4. Oy abruch. (Abruch rhymes with truck with the final ch sounds like the ch in Chanukah.) .This means Oh, God. Although m;y grandmother could and did out oy anybody, she rarely used this one. This is a serious oy. We're gonna have to amputate that let.
chai2
 
  1  
Reply Tue 27 Oct, 2020 04:26 pm
@snood,
snood wrote:





Oy, sorry.


Laughing Laughing
0 Replies
 
chai2
 
  1  
Reply Tue 27 Oct, 2020 04:28 pm
@Roberta,
Roberta wrote:

From my perspective, there are four degrees of oy.




Is that anything like 6 degrees of Kevin Bacon?

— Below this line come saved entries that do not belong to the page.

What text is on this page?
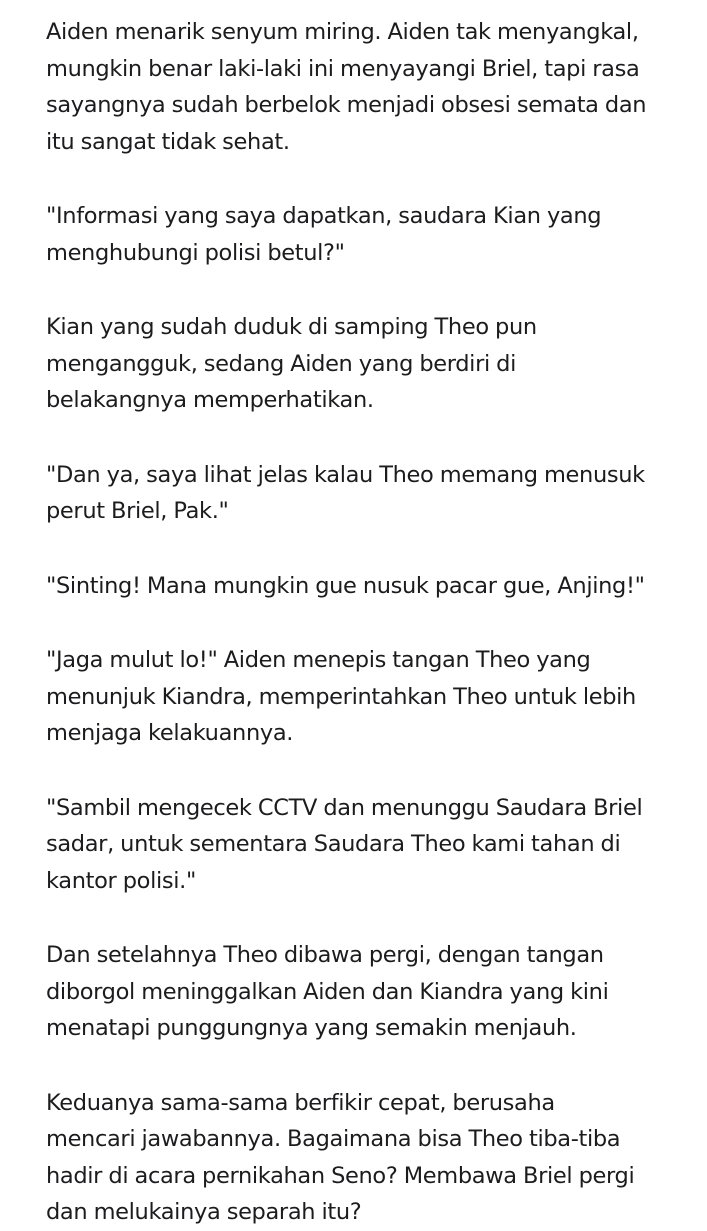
Aiden menarik senyum miring. Aiden tak menyangkal,
mungkin benar laki-laki ini menyayangi Briel, tapi rasa
sayangnya sudah berbelok menjadi obsesi semata dan
itu sangat tidak sehat.

"Informasi yang saya dapatkan, saudara Kian yang
menghubungi polisi betul?"

Kian yang sudah duduk di samping Theo pun
mengangguk, sedang Aiden yang berdiri di
belakangnya memperhatikan.

"Dan ya, saya lihat jelas kalau Theo memang menusuk
perut Briel, Pak."

"Sinting! Mana mungkin gue nusuk pacar gue, Anjing!"

"Jaga mulut lo!" Aiden menepis tangan Theo yang
menunjuk Kiandra, memperintahkan Theo untuk lebih
menjaga kelakuannya.

"Sambil mengecek CCTV dan menunggu Saudara Briel
sadar, untuk sementara Saudara Theo kami tahan di
kantor polisi."

Dan setelahnya Theo dibawa pergi, dengan tangan
diborgol meninggalkan Aiden dan Kiandra yang kini
menatapi punggungnya yang semakin menjauh.

Keduanya sama-sama berfikir cepat, berusaha
mencari jawabannya. Bagaimana bisa Theo tiba-tiba
hadir di acara pernikahan Seno? Membawa Briel pergi
dan melukainya separah itu?
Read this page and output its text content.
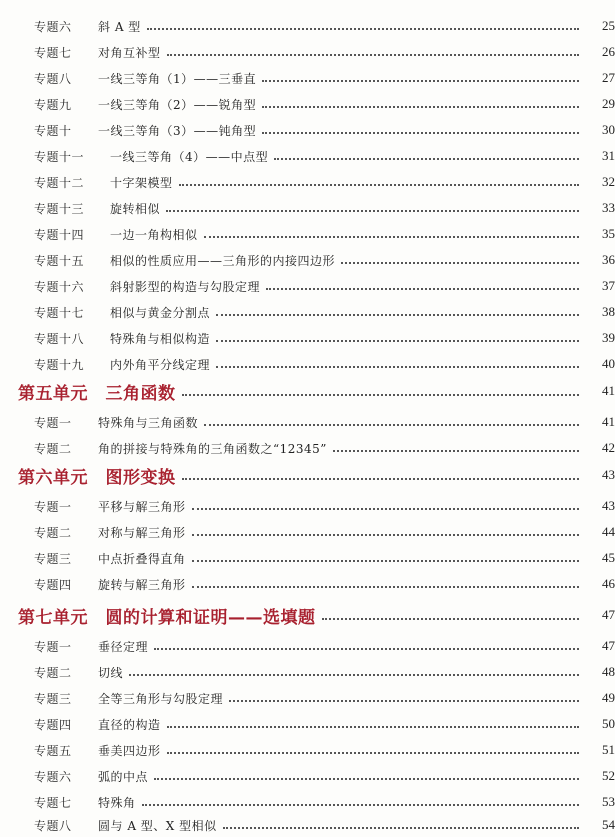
专题六 斜 A 型	25
专题七 对角互补型	26
专题八 一线三等角（1）——三垂直	27
专题九 一线三等角（2）——锐角型	29
专题十 一线三等角（3）——钝角型	30
专题十一 一线三等角（4）——中点型	31
专题十二 十字架模型	32
专题十三 旋转相似	33
专题十四 一边一角构相似	35
专题十五 相似的性质应用——三角形的内接四边形	36
专题十六 斜射影型的构造与勾股定理	37
专题十七 相似与黄金分割点	38
专题十八 特殊角与相似构造	39
专题十九 内外角平分线定理	40
第五单元　三角函数	41
专题一 特殊角与三角函数	41
专题二 角的拼接与特殊角的三角函数之“12345”	42
第六单元　图形变换	43
专题一 平移与解三角形	43
专题二 对称与解三角形	44
专题三 中点折叠得直角	45
专题四 旋转与解三角形	46
第七单元　圆的计算和证明——选填题	47
专题一 垂径定理	47
专题二 切线	48
专题三 全等三角形与勾股定理	49
专题四 直径的构造	50
专题五 垂美四边形	51
专题六 弧的中点	52
专题七 特殊角	53
专题八 圆与 A 型、X 型相似	54
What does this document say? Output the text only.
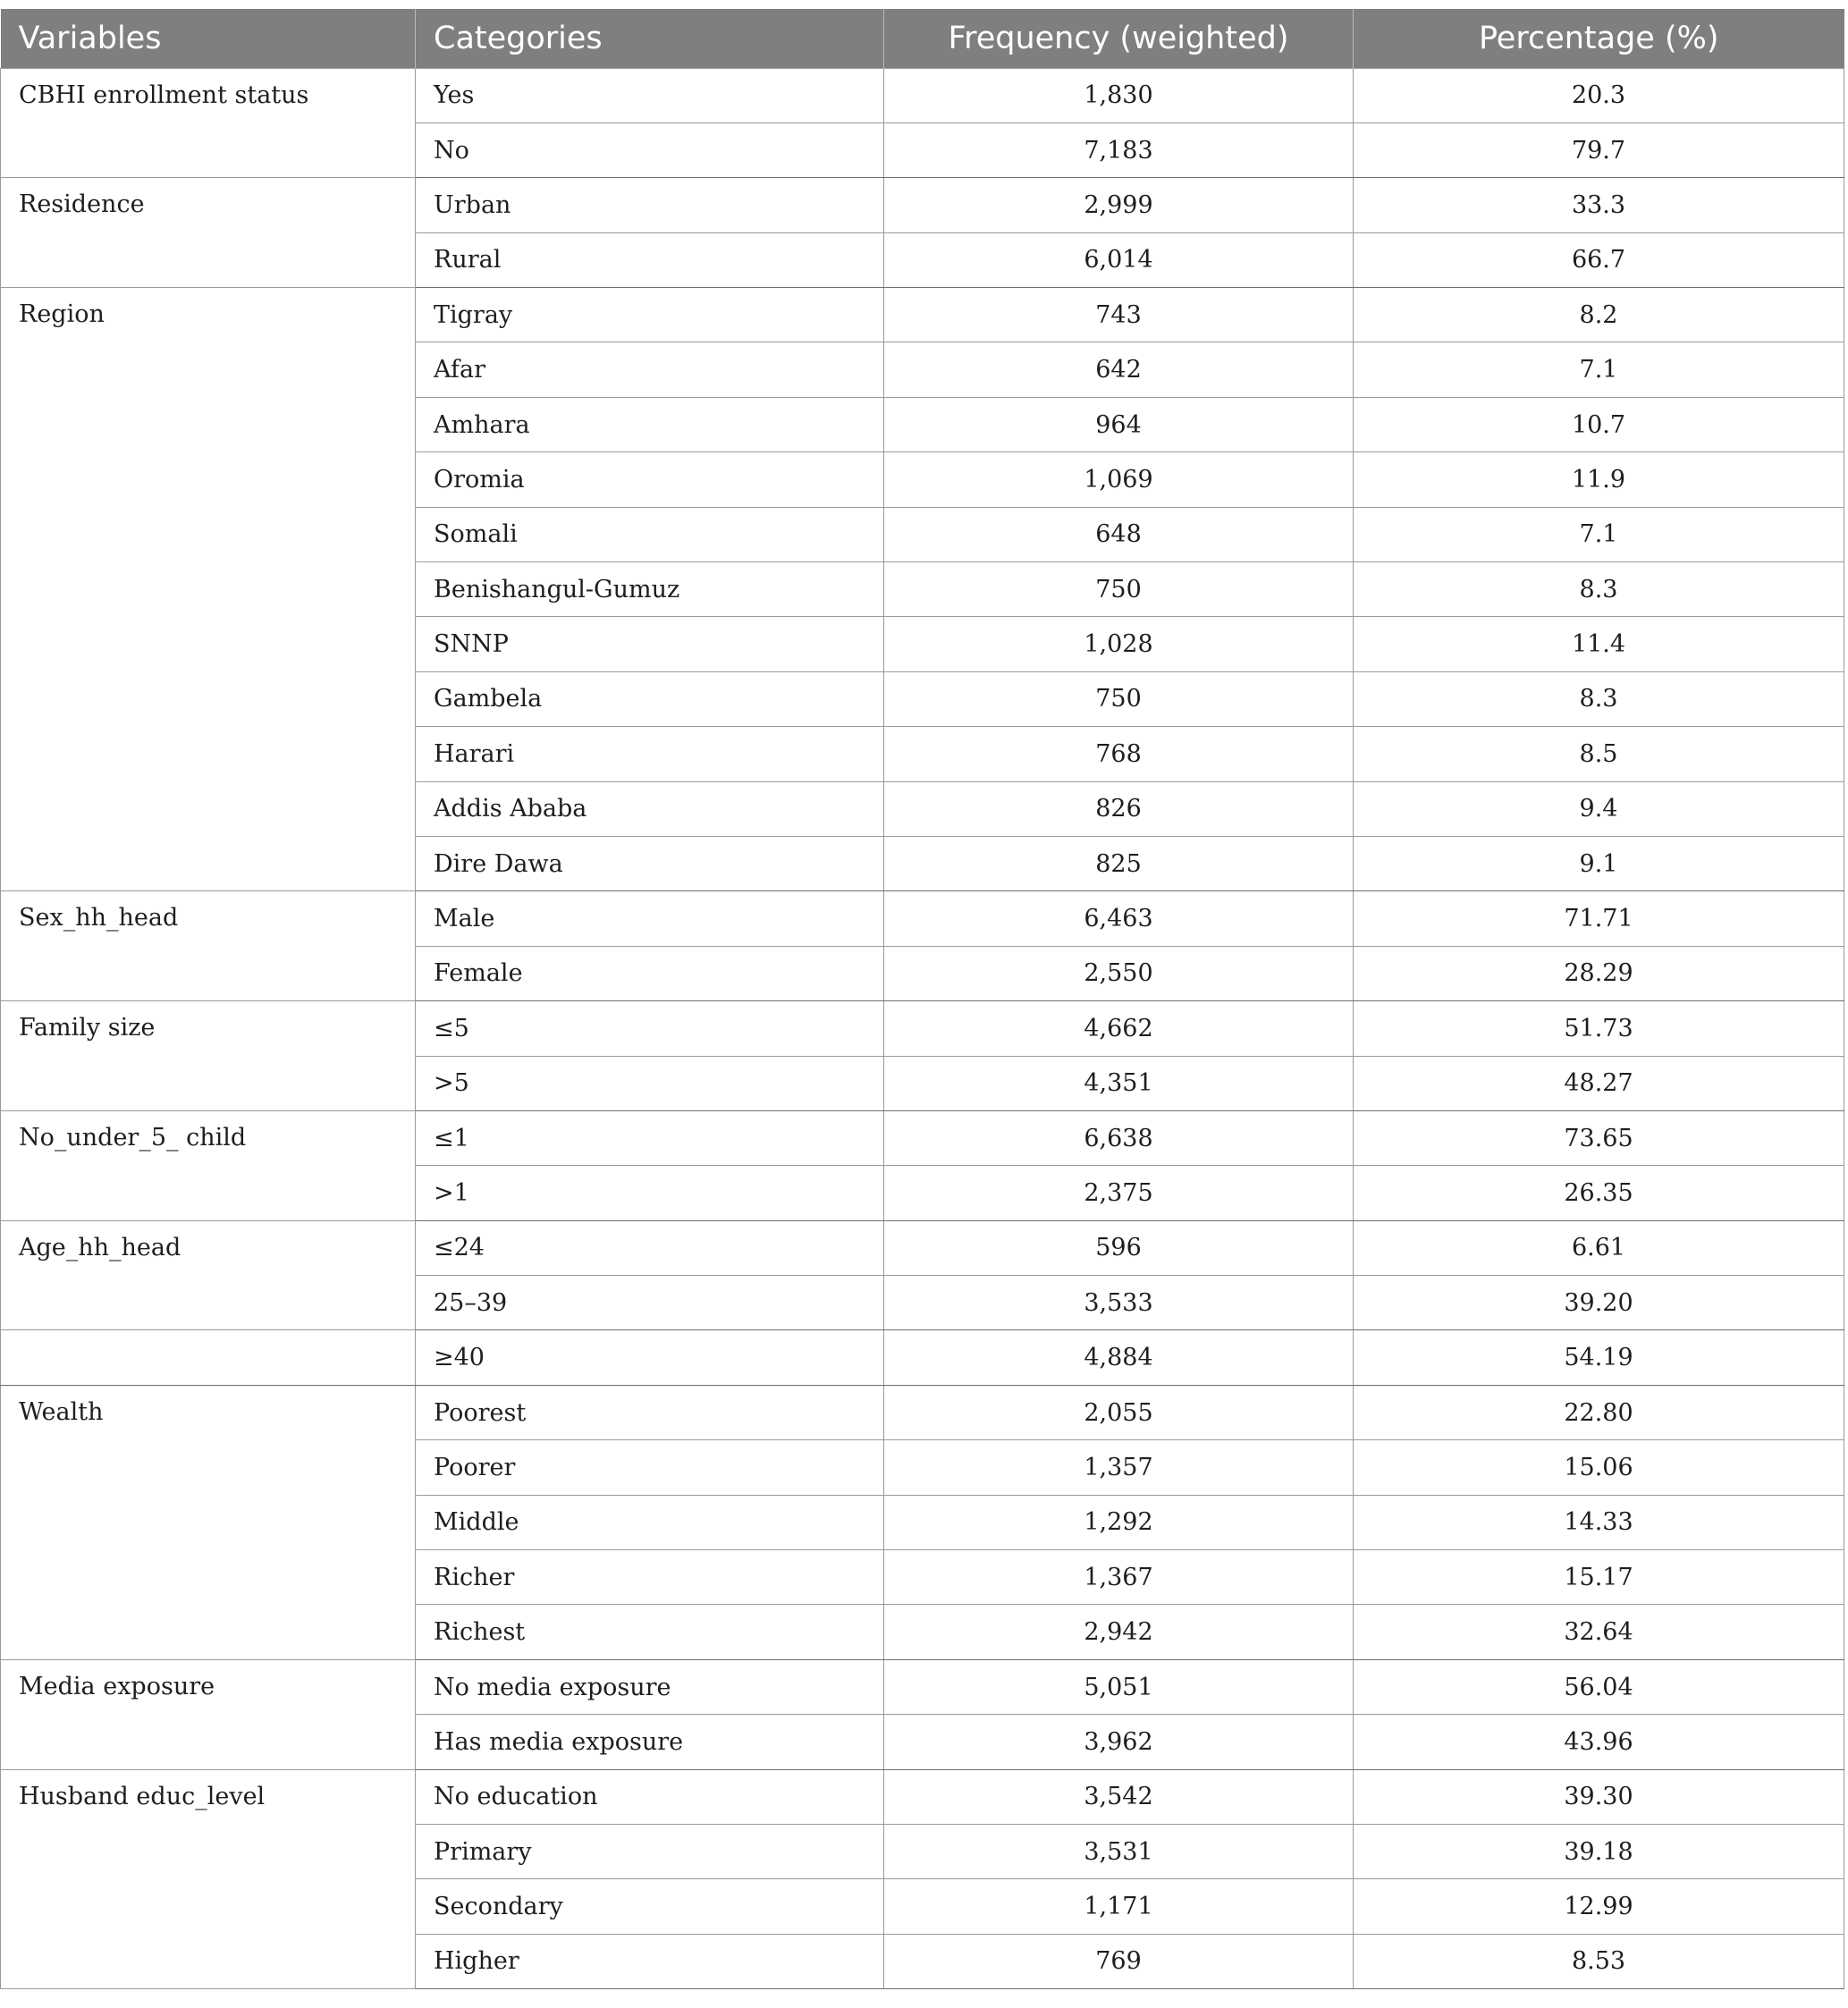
Variables	Categories	Frequency (weighted)	Percentage (%)
CBHI enrollment status	Yes	1,830	20.3
	No	7,183	79.7
Residence	Urban	2,999	33.3
	Rural	6,014	66.7
Region	Tigray	743	8.2
	Afar	642	7.1
	Amhara	964	10.7
	Oromia	1,069	11.9
	Somali	648	7.1
	Benishangul-Gumuz	750	8.3
	SNNP	1,028	11.4
	Gambela	750	8.3
	Harari	768	8.5
	Addis Ababa	826	9.4
	Dire Dawa	825	9.1
Sex_hh_head	Male	6,463	71.71
	Female	2,550	28.29
Family size	≤5	4,662	51.73
	>5	4,351	48.27
No_under_5_ child	≤1	6,638	73.65
	>1	2,375	26.35
Age_hh_head	≤24	596	6.61
	25–39	3,533	39.20
	≥40	4,884	54.19
Wealth	Poorest	2,055	22.80
	Poorer	1,357	15.06
	Middle	1,292	14.33
	Richer	1,367	15.17
	Richest	2,942	32.64
Media exposure	No media exposure	5,051	56.04
	Has media exposure	3,962	43.96
Husband educ_level	No education	3,542	39.30
	Primary	3,531	39.18
	Secondary	1,171	12.99
	Higher	769	8.53
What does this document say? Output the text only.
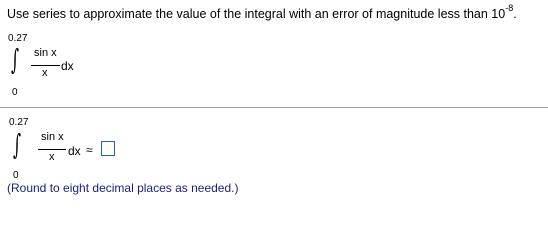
Use series to approximate the value of the integral with an error of magnitude less than $10^{-8}$.
0.27
∫ sin x
dx
x
0
0.27
∫ sin x
dx ≈
x
0
(Round to eight decimal places as needed.)
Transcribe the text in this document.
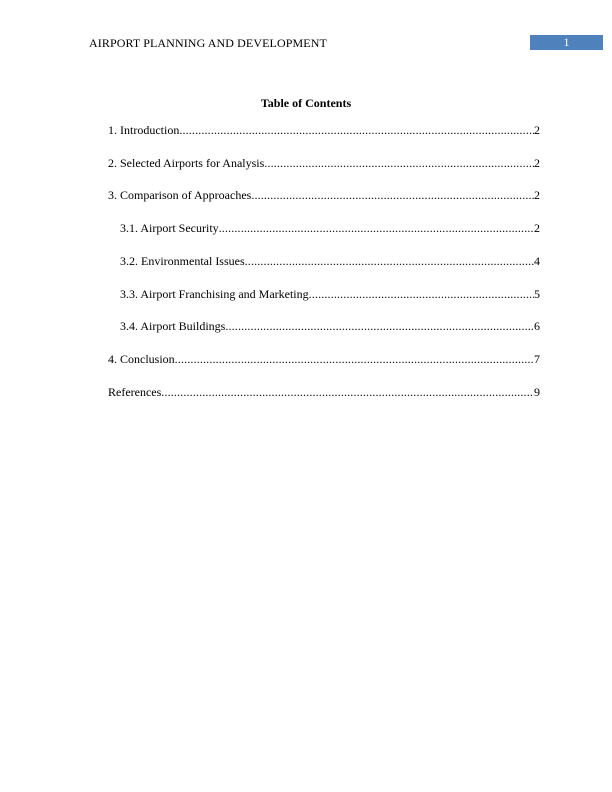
AIRPORT PLANNING AND DEVELOPMENT	1
Table of Contents
1. Introduction .....	2
2. Selected Airports for Analysis .....	2
3. Comparison of Approaches .....	2
3.1. Airport Security .....	2
3.2. Environmental Issues .....	4
3.3. Airport Franchising and Marketing .....	5
3.4. Airport Buildings .....	6
4. Conclusion .....	7
References .....	9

Oy, I guess Bacon would be a very unpopular last name.
Region Philbis
 
  2  
Reply Tue 27 Oct, 2020 04:32 pm
@chai2,

only if you keep kosher...
0 Replies
 
ander111
 
  3  
Reply Sat 14 Nov, 2020 02:25 am
@Roberta,
As someone who had Jewish grandparents, and is still in contact with Jewish cousins, I can confirm that Jewish culture is brimming with wit, warmth, irony and generosity. It completely flummoxes me how anyone could object to it, much less persecute it.